January 6–March 17, 2002

Curated by Beth Smith

Covering thirty years of work, the show gathered examples of woven and wrapped objects in synthetic materials and colors. Aluminum can strips, miniature plastic dolls and brightly colored plastic washing lines are Garrett’s materials of choice. In his own words, Garrett explains the frenzied surfaces of his work as an interest in “the boundary between abundance and excess.”
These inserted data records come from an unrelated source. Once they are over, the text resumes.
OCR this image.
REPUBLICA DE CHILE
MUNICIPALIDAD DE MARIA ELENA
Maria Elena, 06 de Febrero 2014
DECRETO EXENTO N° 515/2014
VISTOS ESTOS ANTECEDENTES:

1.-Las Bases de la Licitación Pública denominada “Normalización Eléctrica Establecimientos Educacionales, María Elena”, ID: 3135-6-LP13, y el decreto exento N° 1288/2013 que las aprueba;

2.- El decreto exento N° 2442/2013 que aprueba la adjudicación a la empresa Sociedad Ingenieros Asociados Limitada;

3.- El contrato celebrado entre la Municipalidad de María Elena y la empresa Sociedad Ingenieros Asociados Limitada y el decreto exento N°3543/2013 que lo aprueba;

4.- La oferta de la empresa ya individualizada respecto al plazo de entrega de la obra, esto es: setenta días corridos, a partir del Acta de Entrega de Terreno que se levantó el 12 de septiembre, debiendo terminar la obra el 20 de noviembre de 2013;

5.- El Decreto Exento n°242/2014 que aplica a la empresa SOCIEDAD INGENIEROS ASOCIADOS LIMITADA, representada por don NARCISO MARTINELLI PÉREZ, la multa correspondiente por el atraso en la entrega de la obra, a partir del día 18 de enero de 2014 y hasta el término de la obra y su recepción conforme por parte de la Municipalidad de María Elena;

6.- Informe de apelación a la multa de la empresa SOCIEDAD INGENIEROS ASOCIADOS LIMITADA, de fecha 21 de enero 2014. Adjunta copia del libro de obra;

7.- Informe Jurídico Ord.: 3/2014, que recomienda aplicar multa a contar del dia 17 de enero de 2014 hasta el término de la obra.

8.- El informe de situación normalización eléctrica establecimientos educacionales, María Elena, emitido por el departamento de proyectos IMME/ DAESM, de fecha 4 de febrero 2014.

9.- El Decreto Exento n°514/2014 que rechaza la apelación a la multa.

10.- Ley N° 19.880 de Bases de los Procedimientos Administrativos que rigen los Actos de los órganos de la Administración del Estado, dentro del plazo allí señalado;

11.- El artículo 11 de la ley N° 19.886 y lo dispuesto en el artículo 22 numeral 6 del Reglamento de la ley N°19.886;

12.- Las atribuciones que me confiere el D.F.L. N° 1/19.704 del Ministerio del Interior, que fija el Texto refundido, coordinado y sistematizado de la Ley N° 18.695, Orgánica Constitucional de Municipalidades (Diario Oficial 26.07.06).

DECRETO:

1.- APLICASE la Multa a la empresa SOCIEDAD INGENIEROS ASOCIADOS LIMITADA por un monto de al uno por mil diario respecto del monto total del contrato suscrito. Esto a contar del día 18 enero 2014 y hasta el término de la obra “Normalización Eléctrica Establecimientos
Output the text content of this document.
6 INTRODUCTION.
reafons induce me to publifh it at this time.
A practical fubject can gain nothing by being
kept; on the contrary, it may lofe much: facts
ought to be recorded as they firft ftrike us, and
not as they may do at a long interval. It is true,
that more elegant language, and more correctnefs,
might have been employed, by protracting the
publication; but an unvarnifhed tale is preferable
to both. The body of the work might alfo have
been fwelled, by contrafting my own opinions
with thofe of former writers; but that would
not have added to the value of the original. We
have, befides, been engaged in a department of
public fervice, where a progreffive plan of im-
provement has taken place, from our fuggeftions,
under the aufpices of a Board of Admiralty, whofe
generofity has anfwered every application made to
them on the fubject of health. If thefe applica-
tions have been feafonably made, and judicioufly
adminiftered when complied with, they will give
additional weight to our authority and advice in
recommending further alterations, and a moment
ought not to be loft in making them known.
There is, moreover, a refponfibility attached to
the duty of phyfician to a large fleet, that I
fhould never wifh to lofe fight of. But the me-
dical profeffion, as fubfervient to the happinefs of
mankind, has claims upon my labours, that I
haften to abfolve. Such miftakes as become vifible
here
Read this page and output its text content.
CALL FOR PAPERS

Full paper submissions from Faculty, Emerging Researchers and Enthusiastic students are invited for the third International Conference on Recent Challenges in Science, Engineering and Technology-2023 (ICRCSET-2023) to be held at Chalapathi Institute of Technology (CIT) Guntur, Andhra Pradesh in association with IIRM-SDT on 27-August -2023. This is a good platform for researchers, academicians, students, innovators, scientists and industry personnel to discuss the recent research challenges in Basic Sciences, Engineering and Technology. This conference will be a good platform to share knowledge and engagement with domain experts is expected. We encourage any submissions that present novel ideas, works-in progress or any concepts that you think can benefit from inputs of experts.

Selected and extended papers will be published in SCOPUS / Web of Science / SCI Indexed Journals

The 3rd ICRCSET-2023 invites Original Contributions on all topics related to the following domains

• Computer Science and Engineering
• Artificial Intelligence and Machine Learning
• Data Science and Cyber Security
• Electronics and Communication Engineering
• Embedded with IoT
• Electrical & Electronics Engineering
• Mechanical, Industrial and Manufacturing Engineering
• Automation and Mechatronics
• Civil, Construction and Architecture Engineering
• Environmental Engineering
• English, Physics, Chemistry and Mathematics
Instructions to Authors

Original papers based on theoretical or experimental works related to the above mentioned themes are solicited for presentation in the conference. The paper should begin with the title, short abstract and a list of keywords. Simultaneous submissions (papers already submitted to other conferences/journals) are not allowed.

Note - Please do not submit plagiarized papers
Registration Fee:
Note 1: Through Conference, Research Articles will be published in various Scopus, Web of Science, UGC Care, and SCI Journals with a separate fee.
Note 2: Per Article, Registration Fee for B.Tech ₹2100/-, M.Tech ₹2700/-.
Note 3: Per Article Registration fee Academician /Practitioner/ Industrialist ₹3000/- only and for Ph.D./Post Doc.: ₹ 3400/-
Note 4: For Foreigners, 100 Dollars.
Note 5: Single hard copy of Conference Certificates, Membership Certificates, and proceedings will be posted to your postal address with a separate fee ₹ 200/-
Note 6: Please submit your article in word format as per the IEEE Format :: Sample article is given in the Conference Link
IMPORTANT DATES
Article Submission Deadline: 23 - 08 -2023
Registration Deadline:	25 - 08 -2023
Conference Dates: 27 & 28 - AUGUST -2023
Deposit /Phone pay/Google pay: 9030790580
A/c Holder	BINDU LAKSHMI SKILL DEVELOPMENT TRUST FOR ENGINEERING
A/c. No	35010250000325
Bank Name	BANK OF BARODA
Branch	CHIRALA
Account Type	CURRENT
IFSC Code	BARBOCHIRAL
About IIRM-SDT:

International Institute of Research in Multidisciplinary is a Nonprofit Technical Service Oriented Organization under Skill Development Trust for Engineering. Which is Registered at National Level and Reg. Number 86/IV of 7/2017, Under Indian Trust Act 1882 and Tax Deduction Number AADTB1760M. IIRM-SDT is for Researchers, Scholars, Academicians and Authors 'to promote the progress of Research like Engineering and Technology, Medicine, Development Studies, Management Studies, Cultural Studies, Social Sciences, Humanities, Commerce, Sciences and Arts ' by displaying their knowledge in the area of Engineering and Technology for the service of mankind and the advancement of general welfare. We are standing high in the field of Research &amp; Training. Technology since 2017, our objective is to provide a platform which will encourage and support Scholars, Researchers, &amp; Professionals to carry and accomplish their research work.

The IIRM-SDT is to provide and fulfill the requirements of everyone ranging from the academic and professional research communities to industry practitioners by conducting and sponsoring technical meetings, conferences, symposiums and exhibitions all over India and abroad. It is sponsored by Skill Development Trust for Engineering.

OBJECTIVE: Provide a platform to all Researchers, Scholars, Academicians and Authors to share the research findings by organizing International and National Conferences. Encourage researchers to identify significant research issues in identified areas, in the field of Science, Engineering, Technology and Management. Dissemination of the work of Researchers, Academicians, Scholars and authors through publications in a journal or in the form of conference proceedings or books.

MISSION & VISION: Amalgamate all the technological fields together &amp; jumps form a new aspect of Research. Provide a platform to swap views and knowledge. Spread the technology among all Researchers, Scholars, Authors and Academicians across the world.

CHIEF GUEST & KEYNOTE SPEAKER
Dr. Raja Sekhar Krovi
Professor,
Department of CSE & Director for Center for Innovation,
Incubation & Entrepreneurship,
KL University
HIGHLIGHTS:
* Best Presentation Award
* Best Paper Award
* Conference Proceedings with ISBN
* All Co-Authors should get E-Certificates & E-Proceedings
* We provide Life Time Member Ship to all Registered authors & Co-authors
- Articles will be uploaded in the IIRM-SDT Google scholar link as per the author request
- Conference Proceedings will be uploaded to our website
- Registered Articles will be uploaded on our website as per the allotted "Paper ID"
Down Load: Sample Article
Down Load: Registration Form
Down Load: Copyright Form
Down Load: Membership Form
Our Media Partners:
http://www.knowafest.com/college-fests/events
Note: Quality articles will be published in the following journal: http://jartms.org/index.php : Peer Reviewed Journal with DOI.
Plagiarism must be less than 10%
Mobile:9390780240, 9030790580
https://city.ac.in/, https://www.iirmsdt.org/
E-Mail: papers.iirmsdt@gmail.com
While attending graduate school at UCLA and later as a teacher there, Garrett salvaged scrap materials from the urban Los Angeles landscape. The urge to reclaim and recycle has become a signature theme for his work. “Hollywood Nights” echoes the neon shop signs and car lights of Los Angeles through painted vinyl and plastic interlaced and lashed to a wire grid. “Pop Pod” reassembles the soda can into a vessel of another kind. In each case the surface creates such energy that it is difficult to discern the rudiments of the structure beneath.

Larger-scale pieces have been designed in a manner that allows museum staff to assemble the works themselves. Garrett’s “Trash Basket”, reminiscent in ideology of installations by the late Cuban artist Felix Gonzalez-Torres, reincarnates itself with each exhibition. Weft materials are left to individuals at each new venue to interlace, resulting in an ever shifting pattern for the over-sized vessel. Each of John Garrett’s investigations belies any sense of familiarity evoked by the recycling. Instead, the results produce objects of disarming complexity and vitality.